Ce concept s’avère particulièrement efficace en particulier quand la partie adverse est plus puissante. » Un négociateur qui possède une MeSoRe est donc plus apte non seulement à déterminer l’accord minimum qu’il peut accepter mais encore à l’obtenir. Rechercher sa MeSoRe est certainement la ligne de conduite la plus efficace qu’il puisse adopter quand il affronte un négociateur apparemment plus puissant ».
Mises en application de la MESORE
Voyons concrètement comment identifier et utiliser sa MeSoRe. Nous verrons que sa MeSoRe peut s’avérer utile dans les situations du quotidien et qu’il faut l’avoir en tête pour ne pas accepter un accord trop vite.
Exemple de négociation avec MeSoRe
La dirigeante d’une agence de voyage négocie avec un client potentiel, Monsieur Chenu, 10 jours de séjours aux Seychelles.

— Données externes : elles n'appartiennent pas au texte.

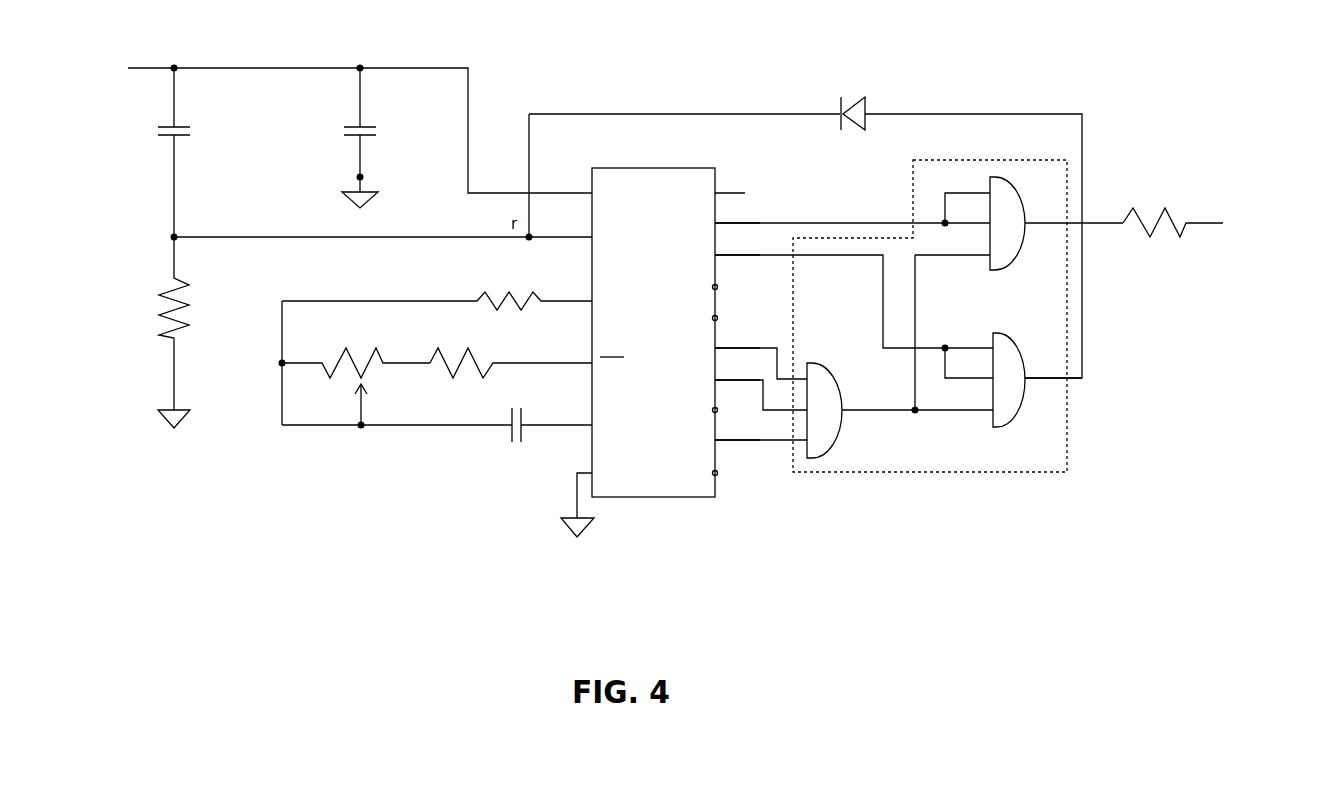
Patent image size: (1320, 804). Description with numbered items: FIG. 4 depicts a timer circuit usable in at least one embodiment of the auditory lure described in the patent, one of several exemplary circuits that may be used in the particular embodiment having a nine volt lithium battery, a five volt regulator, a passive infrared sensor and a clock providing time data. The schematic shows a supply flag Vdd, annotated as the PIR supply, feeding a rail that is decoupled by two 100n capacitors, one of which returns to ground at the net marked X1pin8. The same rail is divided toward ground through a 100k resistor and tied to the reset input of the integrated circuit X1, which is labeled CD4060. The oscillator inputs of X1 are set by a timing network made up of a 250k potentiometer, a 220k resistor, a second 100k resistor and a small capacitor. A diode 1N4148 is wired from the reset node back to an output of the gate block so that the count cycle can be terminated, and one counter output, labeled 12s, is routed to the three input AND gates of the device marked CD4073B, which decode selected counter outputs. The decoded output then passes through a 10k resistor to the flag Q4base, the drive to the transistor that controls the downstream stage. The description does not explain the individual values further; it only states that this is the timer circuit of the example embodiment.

The Vdd supply flag (PIR +V) Vdd is at (63, 55).
The 100 nF decoupling capacitors 100n is at (262, 152).
The X1 pin 8 ground net X1pin8 is at (360, 177).
The 100 kOhm resistors 100k is at (348, 332).
The 250 kOhm potentiometer 250k is at (355, 352).
The 220 kOhm resistor 220k is at (511, 375).
The counter IC X1 is at (660, 340).
The CD4060 oscillator/counter IC CD4060 is at (660, 352).
The 1N4148 diode 1N4148 is at (805, 237).
The 12 second net 12s is at (852, 211).
The CD4073B triple 3-input AND gate CD4073B is at (919, 316).
The 10 kOhm base resistor 10k is at (1173, 234).
The Q4 base output flag Q4base is at (1223, 208).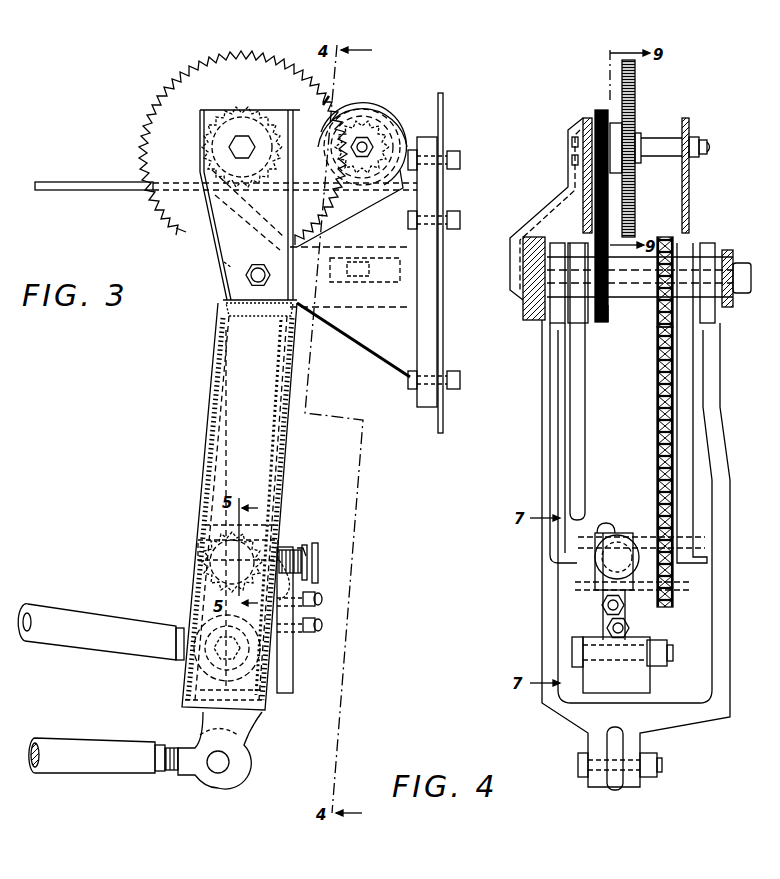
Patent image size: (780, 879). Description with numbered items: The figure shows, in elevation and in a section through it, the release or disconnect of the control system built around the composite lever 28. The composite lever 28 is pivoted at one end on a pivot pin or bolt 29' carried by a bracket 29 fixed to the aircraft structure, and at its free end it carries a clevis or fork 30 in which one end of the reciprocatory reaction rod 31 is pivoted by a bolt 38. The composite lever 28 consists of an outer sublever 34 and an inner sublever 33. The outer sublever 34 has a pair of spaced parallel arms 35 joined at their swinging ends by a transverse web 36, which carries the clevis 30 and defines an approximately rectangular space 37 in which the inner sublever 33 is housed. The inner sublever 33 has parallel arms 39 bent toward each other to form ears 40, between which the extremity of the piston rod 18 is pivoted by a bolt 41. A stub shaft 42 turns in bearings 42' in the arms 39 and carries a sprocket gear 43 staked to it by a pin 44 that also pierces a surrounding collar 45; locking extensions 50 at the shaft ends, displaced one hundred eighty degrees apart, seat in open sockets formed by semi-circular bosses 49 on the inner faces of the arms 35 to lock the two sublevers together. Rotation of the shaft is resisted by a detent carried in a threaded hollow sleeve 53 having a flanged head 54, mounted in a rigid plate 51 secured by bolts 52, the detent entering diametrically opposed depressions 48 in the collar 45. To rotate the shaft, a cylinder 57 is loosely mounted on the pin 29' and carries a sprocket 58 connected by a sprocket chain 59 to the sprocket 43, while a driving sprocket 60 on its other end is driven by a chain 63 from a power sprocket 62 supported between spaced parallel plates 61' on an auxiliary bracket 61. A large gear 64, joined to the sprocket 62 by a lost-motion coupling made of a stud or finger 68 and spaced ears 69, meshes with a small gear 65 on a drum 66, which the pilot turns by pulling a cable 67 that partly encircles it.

In FIG. 3, the piston rod 18 is at (100, 620).
In FIG. 4, the piston rod 18 is at (560, 651).
In FIG. 3, the composite lever 28 is at (205, 423).
In FIG. 4, the composite lever 28 is at (541, 437).
In FIG. 3, the bracket 29 is at (330, 263).
In FIG. 4, the bracket 29 is at (626, 275).
In FIG. 4, the pivot pin or bolt 29' is at (504, 278).
In FIG. 3, the clevis or fork 30 is at (236, 746).
In FIG. 4, the clevis or fork 30 is at (641, 750).
In FIG. 3, the reaction rod 31 is at (100, 765).
In FIG. 4, the reaction rod 31 is at (615, 790).
In FIG. 4, the inner sublever 33 is at (580, 393).
In FIG. 3, the outer sublever 34 is at (232, 452).
In FIG. 4, the outer sublever 34 is at (552, 463).
In FIG. 4, the arms 35 is at (545, 359).
In FIG. 4, the transverse web 36 is at (604, 710).
In FIG. 4, the rectangular space 37 is at (703, 493).
In FIG. 3, the bolt 38 is at (226, 775).
In FIG. 4, the bolt 38 is at (663, 769).
In FIG. 4, the arms 39 is at (683, 360).
In FIG. 3, the ears 40 is at (195, 692).
In FIG. 4, the ears 40 is at (640, 690).
In FIG. 3, the bolt 41 is at (184, 642).
In FIG. 4, the bolt 41 is at (673, 657).
In FIG. 3, the stub shaft 42 is at (218, 542).
In FIG. 4, the stub shaft 42 is at (602, 580).
In FIG. 4, the bearings 42' is at (618, 519).
In FIG. 3, the sprocket gear 43 is at (276, 527).
In FIG. 4, the sprocket gear 43 is at (672, 570).
In FIG. 3, the pin 44 is at (203, 528).
In FIG. 4, the pin 44 is at (641, 542).
In FIG. 4, the collar 45 is at (580, 546).
In FIG. 3, the depressions 48 is at (279, 556).
In FIG. 4, the semi-circular boss 49 is at (652, 541).
In FIG. 4, the locking extension or bolt 50 is at (700, 552).
In FIG. 3, the rigid plate 51 is at (302, 545).
In FIG. 4, the rigid plate 51 is at (602, 605).
In FIG. 3, the bolts 52 is at (315, 600).
In FIG. 4, the bolts 52 is at (607, 622).
In FIG. 3, the externally threaded hollow sleeve 53 is at (289, 613).
In FIG. 3, the flanged head 54 is at (321, 562).
In FIG. 4, the flanged head 54 is at (617, 557).
In FIG. 4, the cylinder 57 is at (630, 295).
In FIG. 4, the sprocket 58 is at (676, 245).
In FIG. 3, the sprocket chain 59 is at (212, 379).
In FIG. 4, the sprocket chain 59 is at (670, 412).
In FIG. 3, the driving sprocket 60 is at (217, 263).
In FIG. 4, the driving sprocket 60 is at (608, 318).
In FIG. 3, the auxiliary bracket 61 is at (243, 213).
In FIG. 4, the auxiliary bracket 61 is at (546, 209).
In FIG. 3, the spaced parallel plates 61' is at (344, 93).
In FIG. 4, the spaced parallel plates 61' is at (632, 170).
In FIG. 3, the power sprocket 62 is at (202, 142).
In FIG. 4, the power sprocket 62 is at (597, 112).
In FIG. 3, the chain 63 is at (190, 229).
In FIG. 4, the chain 63 is at (596, 225).
In FIG. 3, the large gear 64 is at (168, 106).
In FIG. 4, the large gear 64 is at (636, 102).
In FIG. 3, the small gear 65 is at (400, 124).
In FIG. 3, the drum 66 is at (371, 113).
In FIG. 3, the cable 67 is at (78, 185).
In FIG. 4, the stud or finger 68 is at (641, 146).
In FIG. 4, the spaced ears 69 is at (635, 123).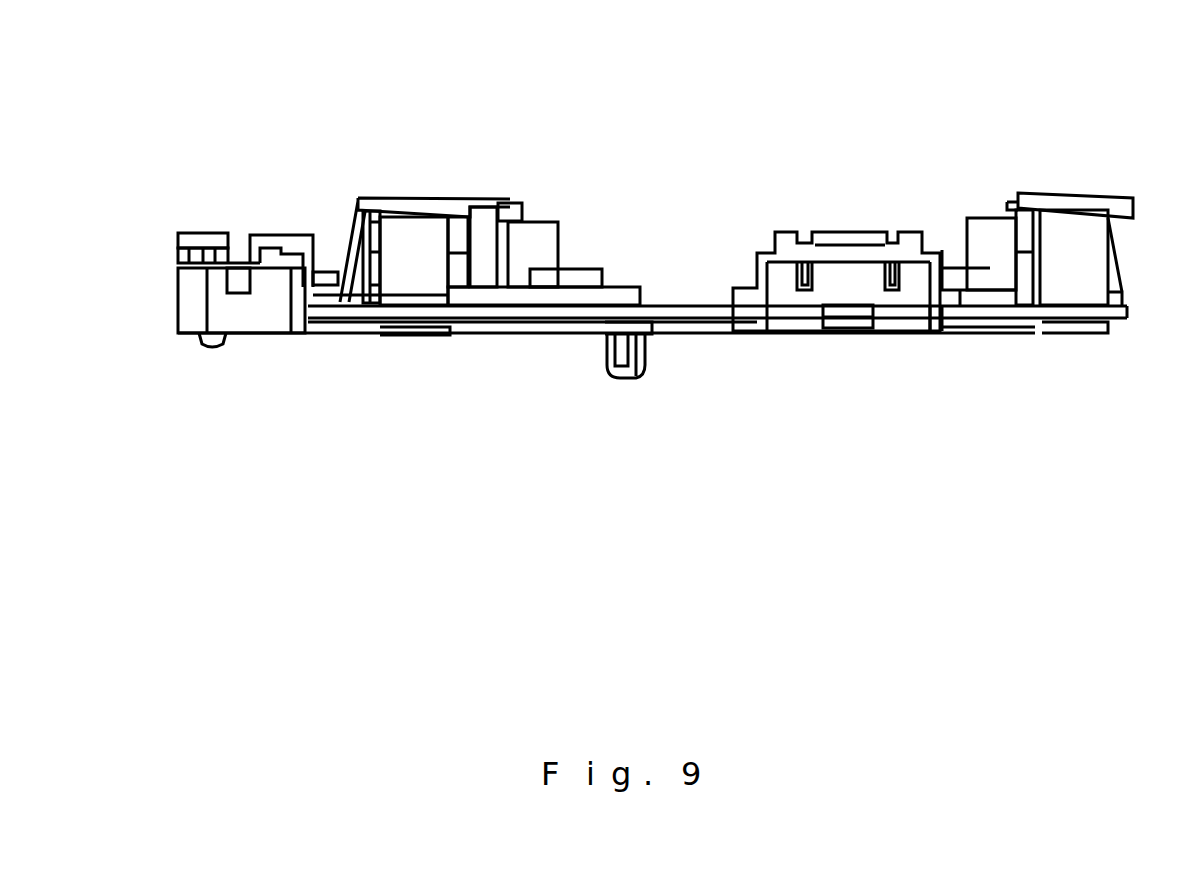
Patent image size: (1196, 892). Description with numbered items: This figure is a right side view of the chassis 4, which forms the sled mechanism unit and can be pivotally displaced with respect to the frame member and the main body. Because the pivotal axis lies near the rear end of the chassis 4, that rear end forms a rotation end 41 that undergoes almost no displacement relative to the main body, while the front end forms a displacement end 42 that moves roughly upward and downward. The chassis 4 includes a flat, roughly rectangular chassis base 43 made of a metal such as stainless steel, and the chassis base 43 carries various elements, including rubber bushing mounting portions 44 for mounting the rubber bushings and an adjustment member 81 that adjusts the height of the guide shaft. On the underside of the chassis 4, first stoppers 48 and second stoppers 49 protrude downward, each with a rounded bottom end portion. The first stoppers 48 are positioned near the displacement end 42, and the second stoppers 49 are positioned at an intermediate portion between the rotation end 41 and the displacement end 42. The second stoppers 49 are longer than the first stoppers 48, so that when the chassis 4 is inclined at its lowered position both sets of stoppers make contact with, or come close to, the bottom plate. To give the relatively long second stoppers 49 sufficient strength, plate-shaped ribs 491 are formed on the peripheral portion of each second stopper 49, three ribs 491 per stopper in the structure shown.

The chassis 4 is at (694, 118).
The rotation end 41 is at (1122, 308).
The displacement end 42 is at (176, 302).
The chassis base 43 is at (464, 309).
The rubber bushing mounting portion 44 is at (239, 252).
The first stopper 48 is at (213, 350).
The second stopper 49 is at (622, 380).
The rib 491 is at (608, 358).
The adjustment member 81 is at (408, 188).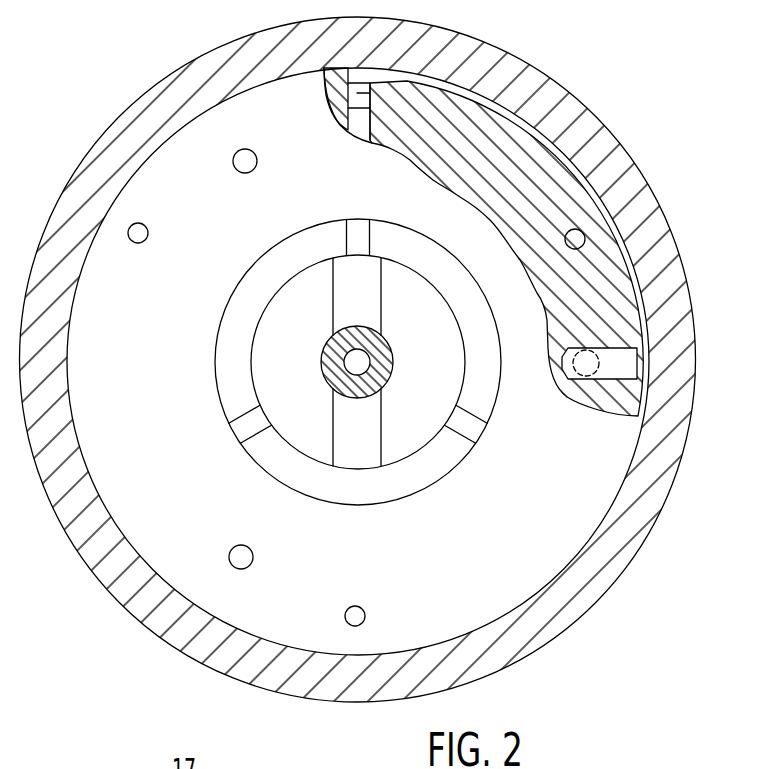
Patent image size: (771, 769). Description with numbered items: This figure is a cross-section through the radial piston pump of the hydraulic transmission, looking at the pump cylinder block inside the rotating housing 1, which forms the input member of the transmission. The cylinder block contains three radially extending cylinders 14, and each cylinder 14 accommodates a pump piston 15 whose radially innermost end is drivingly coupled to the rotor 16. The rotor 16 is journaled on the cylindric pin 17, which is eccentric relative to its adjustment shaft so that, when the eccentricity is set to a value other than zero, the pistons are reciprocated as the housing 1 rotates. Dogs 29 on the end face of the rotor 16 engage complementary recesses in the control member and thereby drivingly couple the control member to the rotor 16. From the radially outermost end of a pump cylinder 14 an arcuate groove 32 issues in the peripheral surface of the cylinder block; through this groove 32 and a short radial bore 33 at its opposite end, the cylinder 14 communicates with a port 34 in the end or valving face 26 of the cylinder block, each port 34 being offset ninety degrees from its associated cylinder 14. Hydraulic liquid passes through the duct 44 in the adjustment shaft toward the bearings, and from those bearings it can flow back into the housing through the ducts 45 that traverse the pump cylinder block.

The housing 1 is at (545, 102).
The cylinder 14 is at (383, 88).
The pump piston 15 is at (360, 235).
The rotor 16 is at (275, 313).
The cylindric pin 17 is at (386, 366).
The end face 26 is at (502, 549).
The dogs 29 is at (365, 307).
The arcuate groove 32 is at (583, 170).
The radial bore 33 is at (617, 365).
The port 34 is at (245, 149).
The duct 44 is at (350, 358).
The ducts 45 is at (148, 232).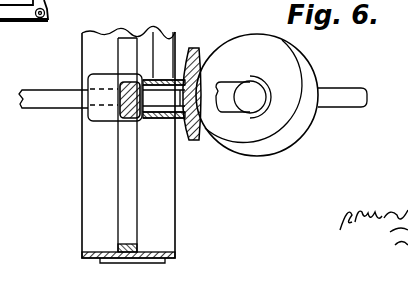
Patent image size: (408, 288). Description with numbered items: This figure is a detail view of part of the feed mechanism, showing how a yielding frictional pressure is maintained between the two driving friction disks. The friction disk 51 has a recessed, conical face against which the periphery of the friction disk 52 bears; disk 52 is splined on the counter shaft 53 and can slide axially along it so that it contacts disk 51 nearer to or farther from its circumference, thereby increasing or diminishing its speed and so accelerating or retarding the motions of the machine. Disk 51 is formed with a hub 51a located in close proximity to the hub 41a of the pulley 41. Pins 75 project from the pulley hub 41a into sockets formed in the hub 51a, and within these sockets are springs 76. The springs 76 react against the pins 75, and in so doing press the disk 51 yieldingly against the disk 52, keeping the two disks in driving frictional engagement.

The pulley 41 is at (164, 233).
The hub of the pulley 41a is at (104, 116).
The friction disk 51 is at (190, 48).
The hub of the friction disk 51a is at (163, 119).
The friction disk 52 is at (245, 50).
The counter shaft 53 is at (347, 97).
The pins 75 is at (157, 28).
The springs 76 is at (137, 125).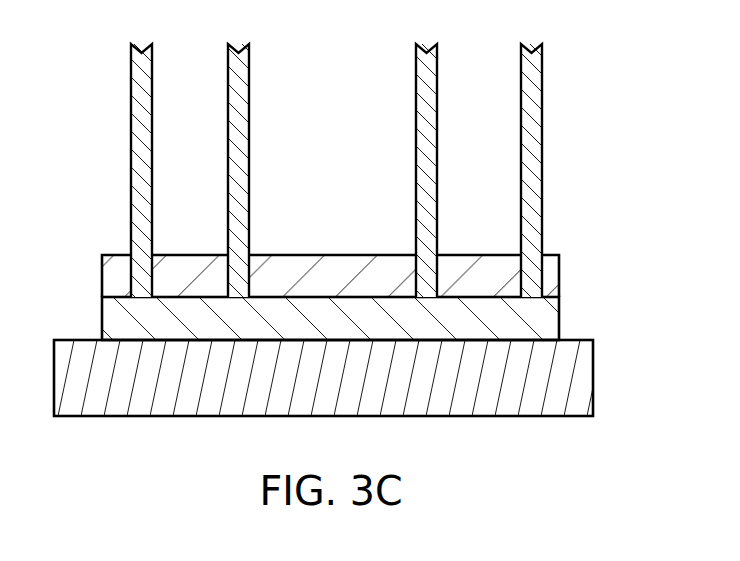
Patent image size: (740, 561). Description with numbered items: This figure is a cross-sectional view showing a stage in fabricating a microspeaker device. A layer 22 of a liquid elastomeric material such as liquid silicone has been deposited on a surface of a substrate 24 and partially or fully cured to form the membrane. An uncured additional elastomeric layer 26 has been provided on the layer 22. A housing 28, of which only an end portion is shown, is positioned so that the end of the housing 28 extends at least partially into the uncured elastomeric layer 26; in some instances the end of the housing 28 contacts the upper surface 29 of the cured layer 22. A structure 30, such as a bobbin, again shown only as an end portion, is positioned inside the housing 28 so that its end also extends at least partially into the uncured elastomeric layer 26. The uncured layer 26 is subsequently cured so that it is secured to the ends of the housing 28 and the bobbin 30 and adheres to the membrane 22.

The layer 22 is at (550, 310).
The substrate 24 is at (587, 372).
The additional elastomeric layer 26 is at (552, 265).
The housing 28 is at (131, 93).
The upper surface 29 is at (338, 288).
The structure 30 is at (249, 130).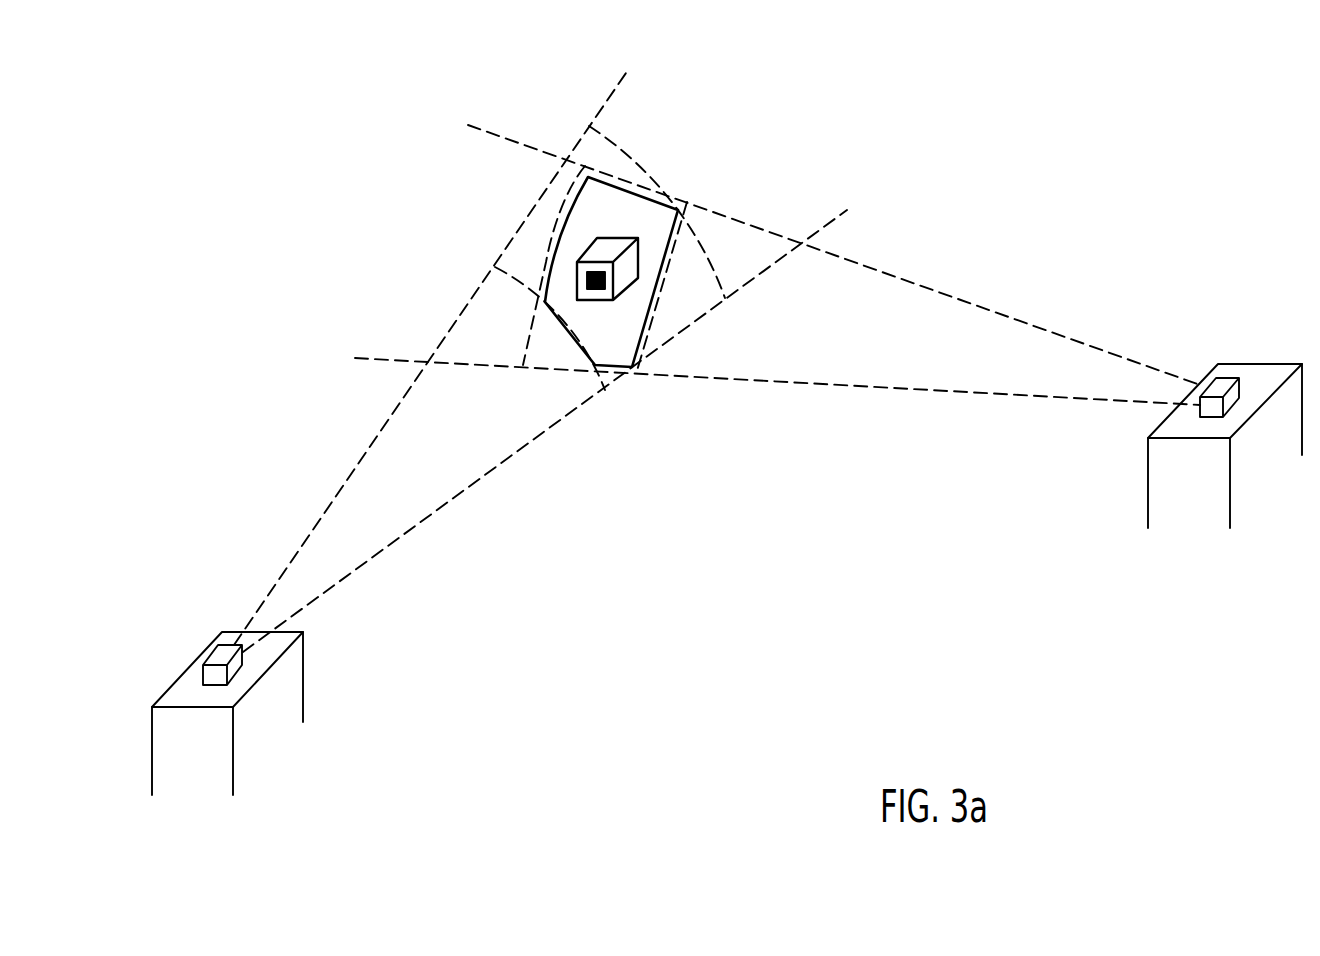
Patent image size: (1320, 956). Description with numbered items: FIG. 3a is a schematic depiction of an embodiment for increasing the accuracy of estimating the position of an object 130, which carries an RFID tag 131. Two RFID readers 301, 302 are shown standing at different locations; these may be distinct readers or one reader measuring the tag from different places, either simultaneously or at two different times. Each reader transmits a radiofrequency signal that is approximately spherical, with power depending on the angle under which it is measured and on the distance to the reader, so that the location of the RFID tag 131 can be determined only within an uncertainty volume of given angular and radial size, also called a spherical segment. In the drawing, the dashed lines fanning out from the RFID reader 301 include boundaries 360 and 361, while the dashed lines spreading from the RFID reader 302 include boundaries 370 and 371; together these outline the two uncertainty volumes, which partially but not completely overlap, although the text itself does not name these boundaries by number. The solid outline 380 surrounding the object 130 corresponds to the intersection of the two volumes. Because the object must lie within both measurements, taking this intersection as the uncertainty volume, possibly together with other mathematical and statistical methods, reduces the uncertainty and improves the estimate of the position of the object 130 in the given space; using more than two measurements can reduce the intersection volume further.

The object 130 is at (609, 243).
The RFID tag 131 is at (596, 289).
The RFID reader 301 is at (298, 663).
The RFID reader 302 is at (1152, 491).
The field of view boundary of first camera 360 is at (473, 487).
The range boundary of first camera 361 is at (623, 150).
The field of view boundary of second camera 370 is at (984, 307).
The range boundary of second camera 371 is at (684, 217).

Ce n’est pas évident pour elle de savoir quels tarifs elles pourra négocier, ni même si elle parviendra à convaincre Monsieur Chenu d’opter pour cette destination. Ainsi, avant de rencontrer son client, la dirigeante réfléchit à sa meilleure solution de repli. En l’occurrence, sa MeSoRe est de proposer ce séjour à deux autres clientes qu’elle sait fortement intéressées par la destination, afin de faire grimper les enchères et de s’assurer une vente à 3000€.
Il est indispensable de connaître sa MeSoRe avant de débuter une négociation. Autrement, vous ne pourrez pas savoir quand l’accord est acceptable, ni quand vous retirer. Débuter des négociations sans connaître votre MESORE, c’est vous mettre d’emblée en mauvaise posture. Cela peut vous conduire à rejeter une offre alors que celle-ci est plus intéressante que votre solution de repli.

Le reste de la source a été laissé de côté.